追分の近くで見かけた花畑。
ヒメジオン、アカツメクサ、宵待草、あと、紫色のはなんだろう...。
どれも洒落た花ではない。ありきたりな日本の田舎の花。
でも、これだけ一面に咲きそろう「花畑」って、最近、見かけていない。
小さかった頃、北軽井沢に来ると、家族で花畑を歩いた。
みんなで「大草原」と呼んでいた原っぱ。
夏には、コオニユリにナデシコ、マツムシソウ、ワレモコウなどがわんさと咲いていて、小さな私や弟の背丈よりも高く、明るく開けた野原で太陽をいっぱいに浴びていて、その中を、トンボを追いかけたりしながら歩いたり、疲れたら肩車をせがんだり、摘んできた花を重たい図鑑に挟んで押し花にしたりした。
私の北軽井沢の「原風景」。
今も変わらずあるのだろう。

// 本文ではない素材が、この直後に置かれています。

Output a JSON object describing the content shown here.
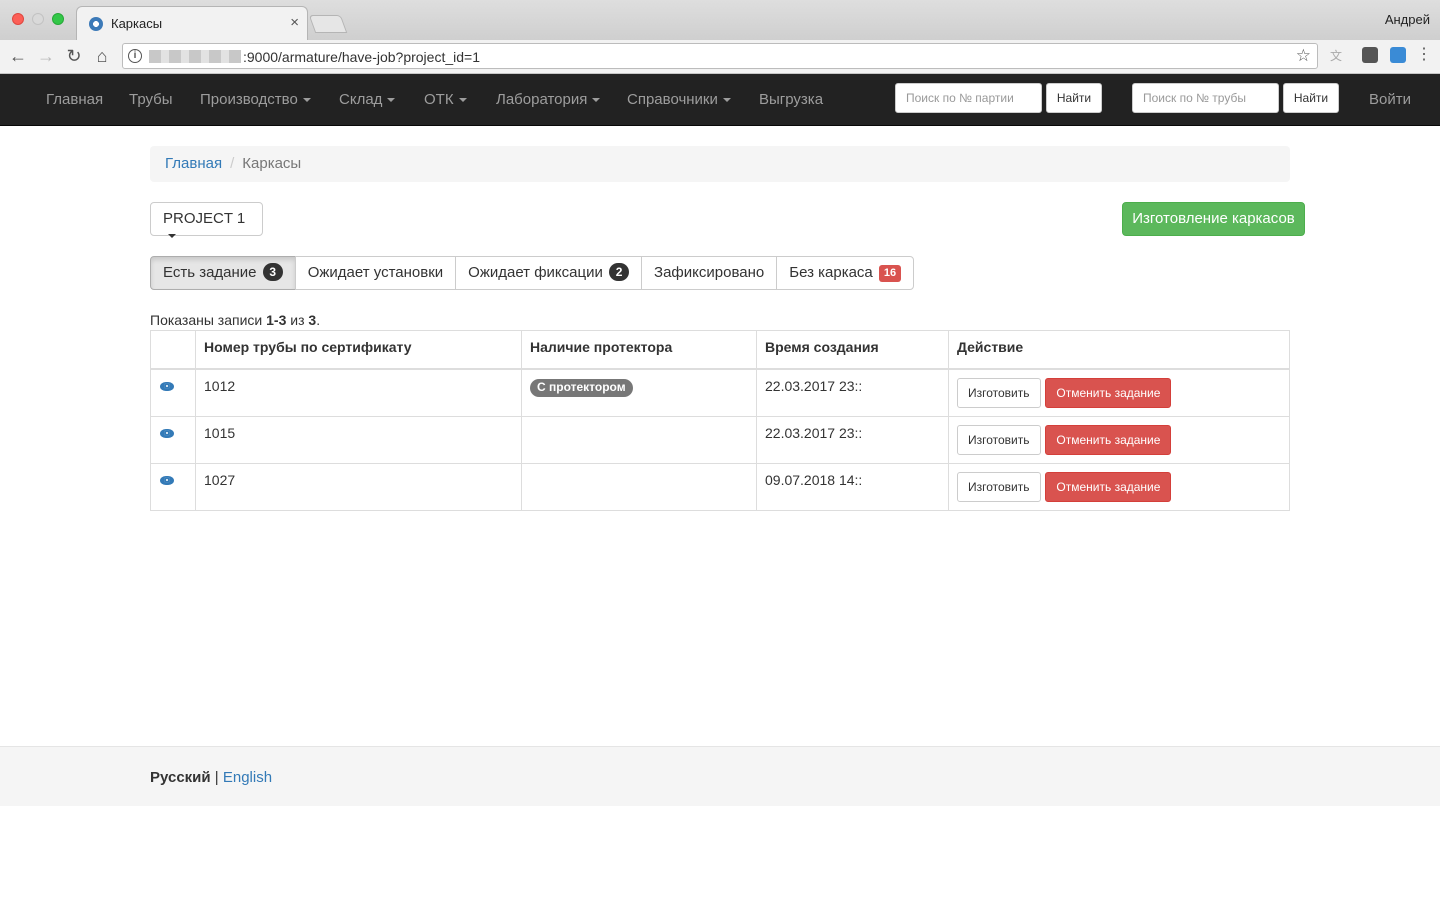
{
  "browser": {
    "tab_title": "Каркасы",
    "tab_close": "×",
    "profile_name": "Андрей",
    "url_suffix": ":9000/armature/have-job?project_id=1"
  },
  "navbar": {
    "items": [
      {
        "label": "Главная",
        "dropdown": false
      },
      {
        "label": "Трубы",
        "dropdown": false
      },
      {
        "label": "Производство",
        "dropdown": true
      },
      {
        "label": "Склад",
        "dropdown": true
      },
      {
        "label": "ОТК",
        "dropdown": true
      },
      {
        "label": "Лаборатория",
        "dropdown": true
      },
      {
        "label": "Справочники",
        "dropdown": true
      },
      {
        "label": "Выгрузка",
        "dropdown": false
      }
    ],
    "search_batch_placeholder": "Поиск по № партии",
    "search_pipe_placeholder": "Поиск по № трубы",
    "find_label": "Найти",
    "login_label": "Войти"
  },
  "breadcrumb": {
    "home": "Главная",
    "separator": "/",
    "current": "Каркасы"
  },
  "project_select": "PROJECT 1",
  "make_button": "Изготовление каркасов",
  "filter_tabs": [
    {
      "label": "Есть задание",
      "badge": "3",
      "active": true
    },
    {
      "label": "Ожидает установки",
      "badge": "",
      "active": false
    },
    {
      "label": "Ожидает фиксации",
      "badge": "2",
      "active": false
    },
    {
      "label": "Зафиксировано",
      "badge": "",
      "active": false
    },
    {
      "label": "Без каркаса",
      "badge": "16",
      "active": false
    }
  ],
  "summary": {
    "prefix": "Показаны записи ",
    "range": "1-3",
    "middle": " из ",
    "total": "3",
    "suffix": "."
  },
  "table": {
    "headers": [
      "",
      "Номер трубы по сертификату",
      "Наличие протектора",
      "Время создания",
      "Действие"
    ],
    "rows": [
      {
        "pipe": "1012",
        "protector": "С протектором",
        "created": "22.03.2017 23::"
      },
      {
        "pipe": "1015",
        "protector": "",
        "created": "22.03.2017 23::"
      },
      {
        "pipe": "1027",
        "protector": "",
        "created": "09.07.2018 14::"
      }
    ],
    "make_label": "Изготовить",
    "cancel_label": "Отменить задание"
  },
  "footer": {
    "lang_current": "Русский",
    "separator": "|",
    "lang_other": "English"
  },
  "colors": {
    "navbar_bg": "#222222",
    "link": "#337ab7",
    "success": "#5cb85c",
    "danger": "#d9534f"
  }
}
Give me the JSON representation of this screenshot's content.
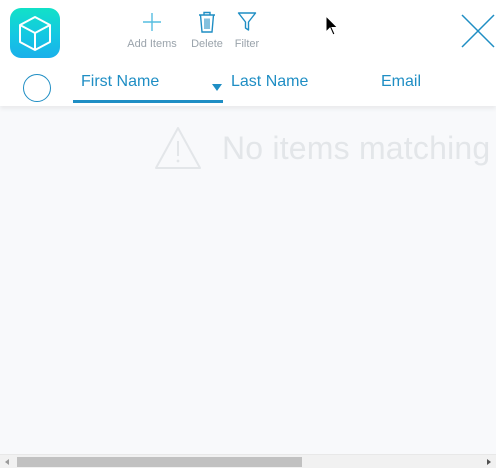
{
  "toolbar": {
    "app_icon": "cube-icon",
    "add_label": "Add Items",
    "delete_label": "Delete",
    "filter_label": "Filter",
    "close_icon": "close-icon"
  },
  "columns": [
    {
      "label": "First Name",
      "sorted": "descending"
    },
    {
      "label": "Last Name"
    },
    {
      "label": "Email"
    }
  ],
  "empty_state": {
    "icon": "warning-icon",
    "message": "No items matching"
  },
  "colors": {
    "accent": "#1f8ec4",
    "app_icon_top": "#11e1c7",
    "app_icon_bottom": "#1ab0ea",
    "muted_text": "#e3e6e9"
  },
  "scrollbar": {
    "position_fraction": 0.0,
    "visible_fraction": 0.6
  }
}
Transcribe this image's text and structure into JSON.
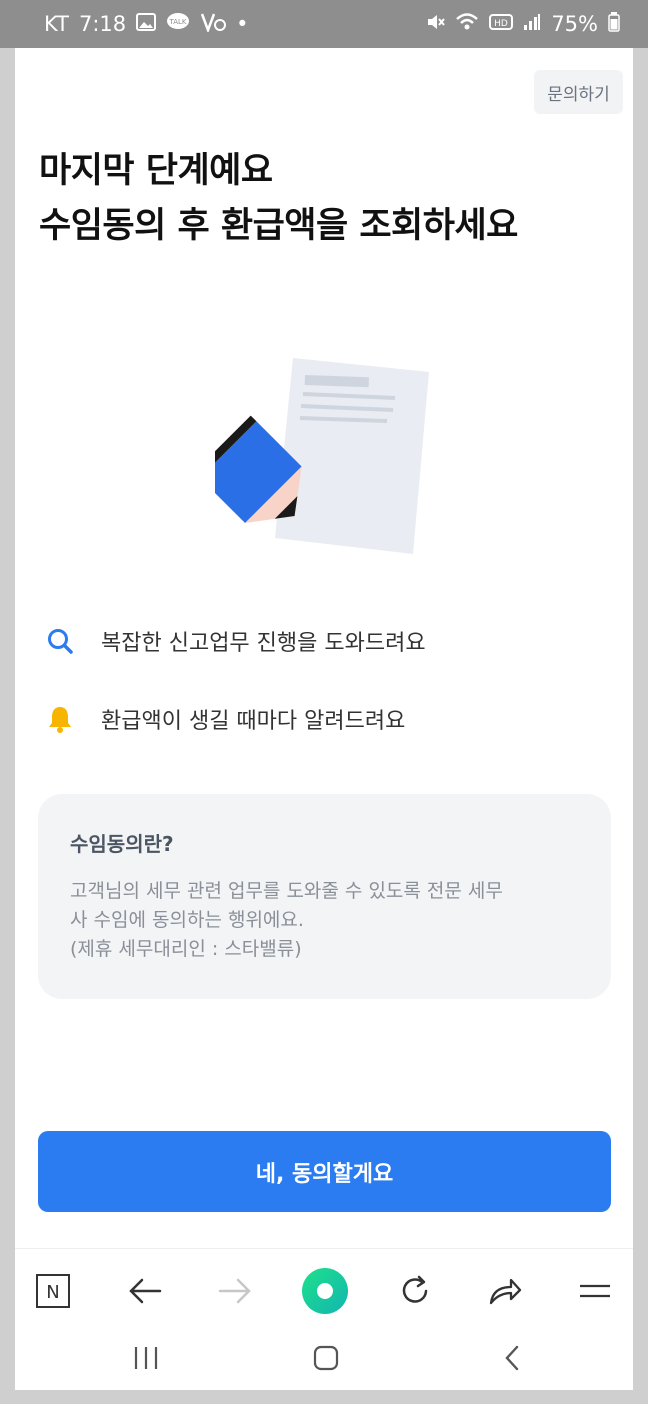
{
  "status": {
    "carrier": "KT",
    "time": "7:18",
    "battery": "75%",
    "dot": "•"
  },
  "header": {
    "help_label": "문의하기"
  },
  "title": {
    "line1": "마지막 단계예요",
    "line2": "수임동의 후 환급액을 조회하세요"
  },
  "features": [
    {
      "icon": "search-icon",
      "text": "복잡한 신고업무 진행을 도와드려요"
    },
    {
      "icon": "bell-icon",
      "text": "환급액이 생길 때마다 알려드려요"
    }
  ],
  "info": {
    "title": "수임동의란?",
    "line1": "고객님의 세무 관련 업무를 도와줄 수 있도록 전문 세무",
    "line2": "사 수임에 동의하는 행위에요.",
    "line3": "(제휴 세무대리인 : 스타밸류)"
  },
  "cta": {
    "label": "네, 동의할게요"
  },
  "browser": {
    "home_label": "N"
  },
  "colors": {
    "accent": "#2b7cf0",
    "bell": "#f7b500",
    "search": "#2b7cf0",
    "green": "#19c37d"
  }
}
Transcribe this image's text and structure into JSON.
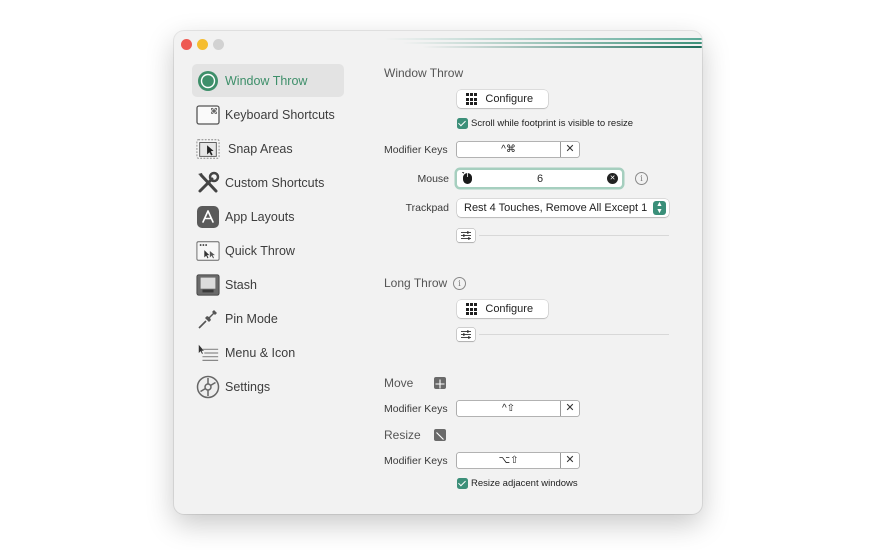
{
  "window": {
    "sidebar": [
      {
        "label": "Window Throw",
        "icon": "window-throw-icon",
        "selected": true
      },
      {
        "label": "Keyboard Shortcuts",
        "icon": "keyboard-shortcuts-icon"
      },
      {
        "label": "Snap Areas",
        "icon": "snap-areas-icon"
      },
      {
        "label": "Custom Shortcuts",
        "icon": "custom-shortcuts-icon"
      },
      {
        "label": "App Layouts",
        "icon": "app-layouts-icon"
      },
      {
        "label": "Quick Throw",
        "icon": "quick-throw-icon"
      },
      {
        "label": "Stash",
        "icon": "stash-icon"
      },
      {
        "label": "Pin Mode",
        "icon": "pin-mode-icon"
      },
      {
        "label": "Menu & Icon",
        "icon": "menu-icon-icon"
      },
      {
        "label": "Settings",
        "icon": "settings-icon"
      }
    ]
  },
  "window_throw": {
    "title": "Window Throw",
    "configure_label": "Configure",
    "scroll_checkbox_label": "Scroll while footprint is visible to resize",
    "scroll_checked": true,
    "modifier_label": "Modifier Keys",
    "modifier_value": "^⌘",
    "mouse_label": "Mouse",
    "mouse_value": "6",
    "trackpad_label": "Trackpad",
    "trackpad_value": "Rest 4 Touches, Remove All Except 1"
  },
  "long_throw": {
    "title": "Long Throw",
    "configure_label": "Configure"
  },
  "move": {
    "title": "Move",
    "modifier_label": "Modifier Keys",
    "modifier_value": "^⇧"
  },
  "resize": {
    "title": "Resize",
    "modifier_label": "Modifier Keys",
    "modifier_value": "⌥⇧",
    "adjacent_label": "Resize adjacent windows",
    "adjacent_checked": true
  },
  "colors": {
    "accent": "#3c8f79",
    "selected_text": "#3e8f6a"
  }
}
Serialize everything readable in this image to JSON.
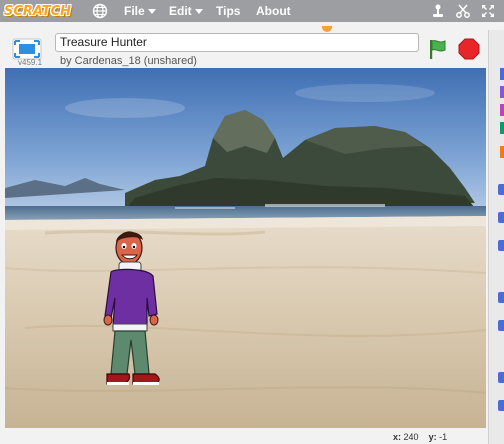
{
  "menubar": {
    "logo": "SCRATCH",
    "items": [
      {
        "label": "File",
        "has_caret": true
      },
      {
        "label": "Edit",
        "has_caret": true
      },
      {
        "label": "Tips",
        "has_caret": false
      },
      {
        "label": "About",
        "has_caret": false
      }
    ],
    "icons": [
      "globe-icon",
      "duplicate-icon",
      "cut-icon",
      "grow-icon",
      "shrink-icon"
    ]
  },
  "project": {
    "title": "Treasure Hunter",
    "byline": "by Cardenas_18 (unshared)",
    "version": "v459.1"
  },
  "controls": {
    "green_flag": "green-flag-icon",
    "stop": "stop-icon"
  },
  "stage": {
    "backdrop": "Rio beach with Sugarloaf mountain",
    "sprite": "boy in purple sweater"
  },
  "status": {
    "x_label": "x:",
    "x_value": "240",
    "y_label": "y:",
    "y_value": "-1"
  },
  "colors": {
    "menubar": "#9c9ea2",
    "accent": "#f5a623",
    "flag": "#4caf50",
    "stop": "#e8262a"
  }
}
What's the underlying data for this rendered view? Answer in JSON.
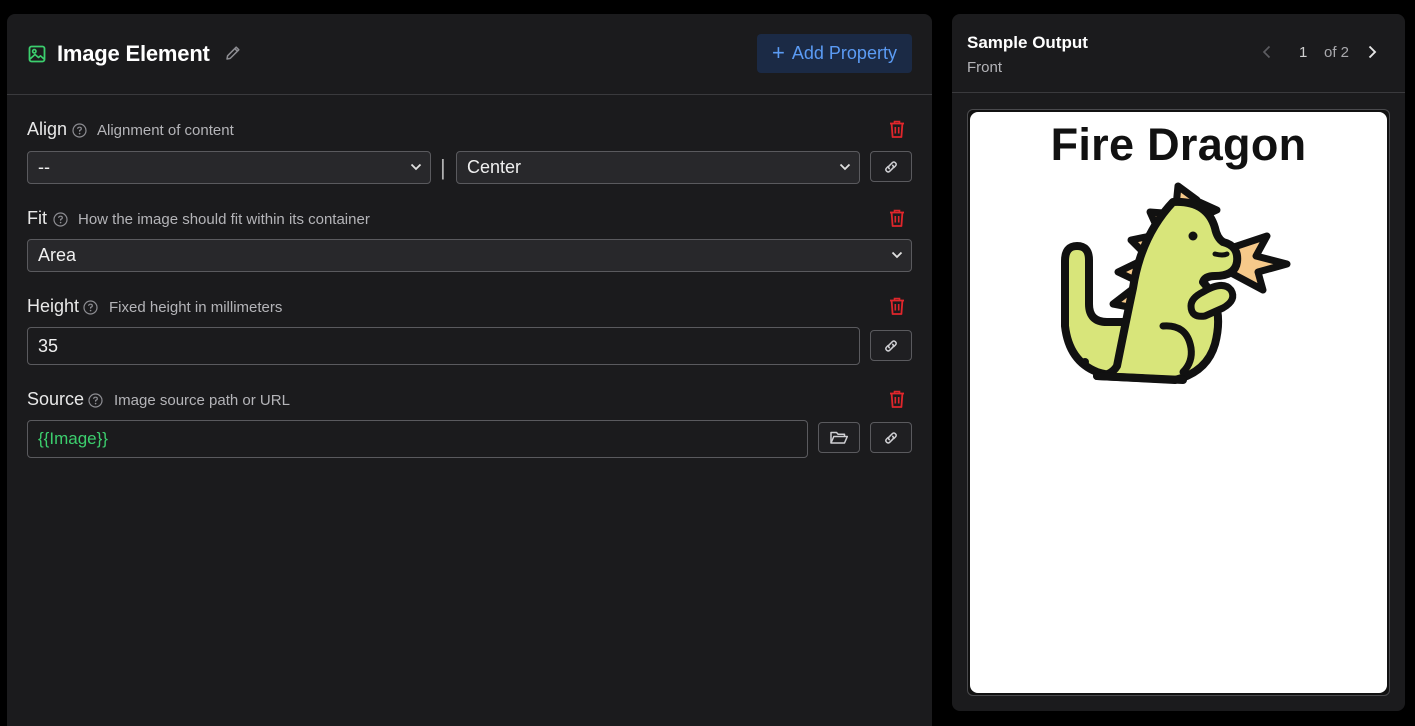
{
  "editor": {
    "title": "Image Element",
    "add_property_label": "Add Property",
    "properties": {
      "align": {
        "name": "Align",
        "description": "Alignment of content",
        "horizontal_value": "--",
        "separator": "|",
        "vertical_value": "Center"
      },
      "fit": {
        "name": "Fit",
        "description": "How the image should fit within its container",
        "value": "Area"
      },
      "height": {
        "name": "Height",
        "description": "Fixed height in millimeters",
        "value": "35"
      },
      "source": {
        "name": "Source",
        "description": "Image source path or URL",
        "value": "{{Image}}"
      }
    }
  },
  "preview": {
    "title": "Sample Output",
    "side": "Front",
    "page_current": "1",
    "page_total_label": "of 2",
    "card": {
      "title": "Fire Dragon",
      "image_icon": "green-dragon-icon"
    }
  },
  "icons": {
    "title": "image-icon",
    "edit": "pencil-icon",
    "help": "help-circle-icon",
    "delete": "trash-icon",
    "link": "link-icon",
    "folder": "folder-open-icon",
    "chevron": "chevron-down-icon",
    "prev": "chevron-left-icon",
    "next": "chevron-right-icon"
  },
  "colors": {
    "accent_blue": "#5b9bf4",
    "accent_green": "#3ccf6e",
    "delete_red": "#e0262b",
    "panel_bg": "#1b1b1d",
    "dragon_body": "#d8e57a",
    "dragon_spikes": "#f6c98a"
  }
}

(開発されるような場所ではないから。)
それでも、近くを通っても、入口が見つからない。
茫々とした茂みに覆われてしまったのか。
それとも、私の「眼」が、花畑を見つけられなくなったのか。
ある人を待つほんの数分の間、眩しい日差しに眩みながら眺めていた風景に、幼い私たち姉弟と、若い両親の歩く後ろ姿がよぎったような気がした。